Tomorrow afternoon, the European Central Bank President, Mr. Mario Draghi will address the world’s assembled media. The press conference will take place following the ECB’s announcement of the Minimum Bid Rate.
The European Central Bank currently benchmark rate currently stands at a record low of 0.05%, which is a level that it has remained at since September 2014.
The ECB is expected by many to expand its Quantitative Easing programme this Thursday. Although much of the impact of such an announcement is already priced into the market, if such an initiative was to be taken by the ECB would still have ramifications for market participants.
Aside from the admission that the current policies taken thus far by the ECB have been ineffective in introducing inflation and growth into the Euroarea economy, the question of how one plays an expansion of the current extremely large QE program is far from simple.
So how does one trade and manage the events of Thursday and beyond?
In anticipation of an expansion of the current ECB QE programme and with the United States Federal Reserve on course to increase interest rates later in the month, market participants have positioned themselves to the short side of the EUR/USD trade. This has led to the euro experiencing a structural downtrend for a considerable time, with EUR/USD seemingly in freefall and heading towards parity at the 1.0000 level.
The euro has suffered badly against the British pound too. As the Bank of England is moving towards a path to tightening the United Kingdom’s monetary policy, the likelihood of EUR/GBP testing prior lows should not be discounted.
Once again this morning, EUR/GBP is testing the 0.7000 area. If support is broken, seeing EUR/GBP test the 0.6500 and 0.6000 over the next few months should not be ruled out.
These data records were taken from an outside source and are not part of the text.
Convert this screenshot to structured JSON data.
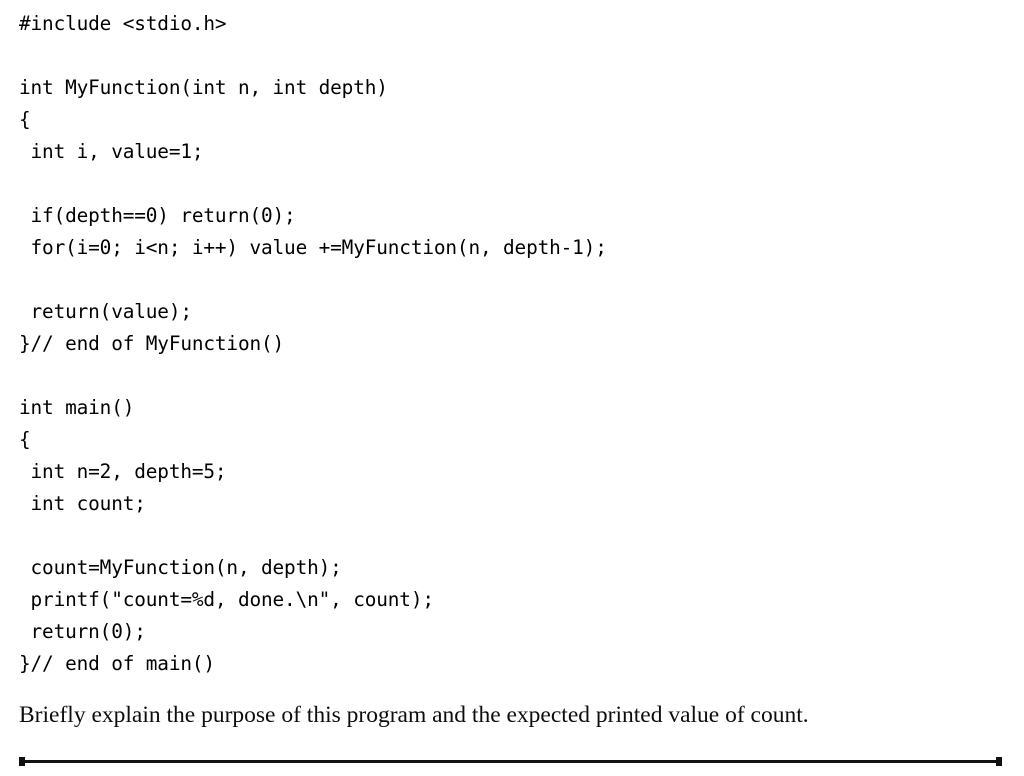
{
  "document": {
    "kind": "exam-question-page",
    "background_color": "#ffffff",
    "text_color": "#000000"
  },
  "code_listing": {
    "language": "c",
    "lines": [
      "#include <stdio.h>",
      "",
      "int MyFunction(int n, int depth)",
      "{",
      " int i, value=1;",
      "",
      " if(depth==0) return(0);",
      " for(i=0; i<n; i++) value +=MyFunction(n, depth-1);",
      "",
      " return(value);",
      "}// end of MyFunction()",
      "",
      "int main()",
      "{",
      " int n=2, depth=5;",
      " int count;",
      "",
      " count=MyFunction(n, depth);",
      " printf(\"count=%d, done.\\n\", count);",
      " return(0);",
      "}// end of main()"
    ]
  },
  "question": {
    "text": "Briefly explain the purpose of this program and the expected printed value of count."
  },
  "rule": {
    "color": "#111111"
  }
}
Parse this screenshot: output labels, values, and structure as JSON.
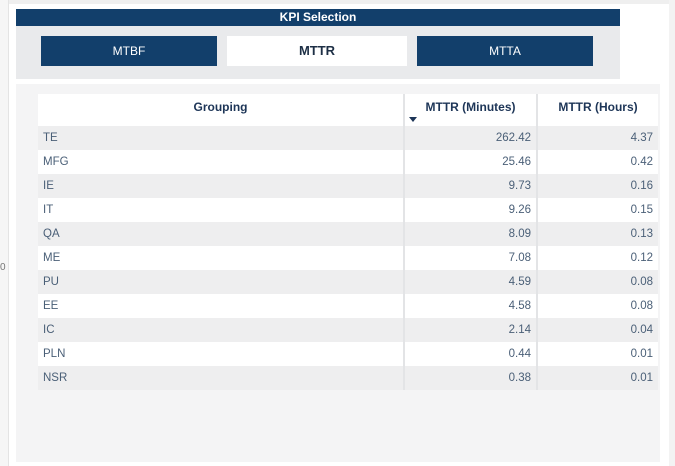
{
  "kpi_selection": {
    "title": "KPI Selection",
    "buttons": [
      {
        "label": "MTBF",
        "active": false
      },
      {
        "label": "MTTR",
        "active": true
      },
      {
        "label": "MTTA",
        "active": false
      }
    ]
  },
  "table": {
    "headers": {
      "grouping": "Grouping",
      "minutes": "MTTR (Minutes)",
      "hours": "MTTR (Hours)"
    },
    "sorted_by": "MTTR (Minutes)",
    "sort_direction": "descending",
    "rows": [
      {
        "group": "TE",
        "minutes": "262.42",
        "hours": "4.37"
      },
      {
        "group": "MFG",
        "minutes": "25.46",
        "hours": "0.42"
      },
      {
        "group": "IE",
        "minutes": "9.73",
        "hours": "0.16"
      },
      {
        "group": "IT",
        "minutes": "9.26",
        "hours": "0.15"
      },
      {
        "group": "QA",
        "minutes": "8.09",
        "hours": "0.13"
      },
      {
        "group": "ME",
        "minutes": "7.08",
        "hours": "0.12"
      },
      {
        "group": "PU",
        "minutes": "4.59",
        "hours": "0.08"
      },
      {
        "group": "EE",
        "minutes": "4.58",
        "hours": "0.08"
      },
      {
        "group": "IC",
        "minutes": "2.14",
        "hours": "0.04"
      },
      {
        "group": "PLN",
        "minutes": "0.44",
        "hours": "0.01"
      },
      {
        "group": "NSR",
        "minutes": "0.38",
        "hours": "0.01"
      }
    ]
  },
  "edge_glyph": "0",
  "colors": {
    "header_navy": "#123f6b",
    "panel_gray": "#e9eaec",
    "row_stripe": "#eeeeef",
    "text_blue": "#4a5f77"
  }
}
The only glimpse of brightness on the horizon for the EUR/GBP story is the uncertainty created over the planned referendum on Great Britain’s continued membership of the European Union.
Although it is expected that the British public will vote in favour of the UK remaining within the European Union, the risk of a surprise could rattle the markets and place downward pressure on the British pound.
Back to EUR/USD, the case of just simply shorting this pair down to the 1.000 level is far from straightforward. The market is positioned heavily to the short side of this trade and with EUR/USD now approaching some strong support that was formed in March, the potential for a strong bounce following the ECB press conference would not be a great surprise.
As history tells us repeatedly, the herd is usually wrong and although following such a strong down trend would seem the sensible cause of action. However, when the market is so overweight in one direction, the best course to take in many cases is to the contrarian side of the trade.